Facts and assertions

This article repeats as facts things we only know about second-hand. In particular, the issue of how quickly the accountant resorted to legal threats. In the thread, Flash Gordon posited a perfectly reasonable conversation that could have been interpreted as "accountant leaps straight to legal threat" when nothing of the sort had happened.

As I and others said in the thread, we must bear in mind that all there are two sides to the story. Reporting one side as fact when it could be a misunderstanding or outright lie, which this article appears to do, is not a good idea.

Thanks (1)
03rd Feb 2014 16:15

Relationship breakdown

Hi stepurhan,

While there are of course two sides to every story, relationships break down between accountants and clients every day. This was simply a way of providing a few tips on how to handle it when it does - rather than deal with that one particular issue. 

As always, your feedback is always welcome and appreciated.


Thanks (0)
04th Feb 2014 09:19

Report as reported

Article wrote:
Upon querying this, he was served a legal notice to pay on the same day.

This assertion is repeated as if it was a fact at least three times in the article. The tone of this sentence does not allow for the possibility of this not being the case.

I'm not denying that there has been a relationship breakdown. The tips are also potentially useful.

What I am objecting to is the article apparently taking the one side of this breakdown we've heard as the absolute truth. It needs to be highlighted that the accountant is reported to have done these things. Anything less is lending weight to an unsubstantiated assertion. At the moment we do not know the identity of the accountant, so no named person is being defamed, but it is still not appropriate to treat hearsay in this fashion.

EDIT : I see this has now been amended.
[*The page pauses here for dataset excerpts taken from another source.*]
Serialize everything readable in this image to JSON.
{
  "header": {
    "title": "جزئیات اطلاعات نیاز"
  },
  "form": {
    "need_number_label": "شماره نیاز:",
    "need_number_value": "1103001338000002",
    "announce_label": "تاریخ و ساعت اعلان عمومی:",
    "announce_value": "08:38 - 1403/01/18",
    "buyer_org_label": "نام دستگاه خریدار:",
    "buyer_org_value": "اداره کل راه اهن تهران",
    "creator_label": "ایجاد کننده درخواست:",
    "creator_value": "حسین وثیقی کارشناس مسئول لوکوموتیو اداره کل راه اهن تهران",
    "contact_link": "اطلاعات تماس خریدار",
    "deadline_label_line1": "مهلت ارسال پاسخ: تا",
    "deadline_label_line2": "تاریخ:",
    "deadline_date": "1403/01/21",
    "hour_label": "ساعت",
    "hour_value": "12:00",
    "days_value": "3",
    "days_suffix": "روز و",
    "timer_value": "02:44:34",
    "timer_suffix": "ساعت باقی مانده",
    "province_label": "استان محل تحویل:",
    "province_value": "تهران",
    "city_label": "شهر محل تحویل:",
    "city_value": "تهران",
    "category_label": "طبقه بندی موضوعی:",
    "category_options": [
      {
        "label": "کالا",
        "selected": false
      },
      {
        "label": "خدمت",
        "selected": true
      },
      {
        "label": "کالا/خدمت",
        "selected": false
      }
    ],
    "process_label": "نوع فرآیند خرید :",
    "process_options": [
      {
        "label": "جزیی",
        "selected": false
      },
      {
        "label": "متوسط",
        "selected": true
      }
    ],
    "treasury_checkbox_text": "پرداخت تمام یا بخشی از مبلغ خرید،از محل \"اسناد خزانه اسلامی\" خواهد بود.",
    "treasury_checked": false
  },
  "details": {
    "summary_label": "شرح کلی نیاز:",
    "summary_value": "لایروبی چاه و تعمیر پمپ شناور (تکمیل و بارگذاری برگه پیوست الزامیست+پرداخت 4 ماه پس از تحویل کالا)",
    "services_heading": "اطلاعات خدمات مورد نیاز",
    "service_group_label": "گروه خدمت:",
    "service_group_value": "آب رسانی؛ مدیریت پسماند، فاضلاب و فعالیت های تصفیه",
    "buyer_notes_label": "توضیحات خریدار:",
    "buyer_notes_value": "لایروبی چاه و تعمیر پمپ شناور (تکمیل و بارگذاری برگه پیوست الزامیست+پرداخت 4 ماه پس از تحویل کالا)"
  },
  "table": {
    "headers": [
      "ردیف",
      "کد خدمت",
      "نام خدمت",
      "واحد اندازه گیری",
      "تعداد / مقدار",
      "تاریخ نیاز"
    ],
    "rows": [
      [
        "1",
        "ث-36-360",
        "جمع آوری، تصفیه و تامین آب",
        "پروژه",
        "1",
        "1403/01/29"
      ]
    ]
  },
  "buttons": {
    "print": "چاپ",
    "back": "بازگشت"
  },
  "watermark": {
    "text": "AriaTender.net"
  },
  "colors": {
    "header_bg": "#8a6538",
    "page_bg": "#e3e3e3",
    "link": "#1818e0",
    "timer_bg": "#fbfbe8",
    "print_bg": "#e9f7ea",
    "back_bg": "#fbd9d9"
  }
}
Thanks for that.

Thanks (3)
By akr129
04th Feb 2014 16:02

All in fee

I quote 'all in' fees and £1,100 would be quite reasonable and normal for a small limited company.  However it would be out of the question to include a one off non recurring piece of work like a company formation in such a fee.  I think the most likely explanation is that the client has not properly taken on board what the one off fee included and did not include.  The lesson to be learnt is for the accountant to provide a written list of what the fee does and does not include, so that unfortunate misunderstandings do not occur again.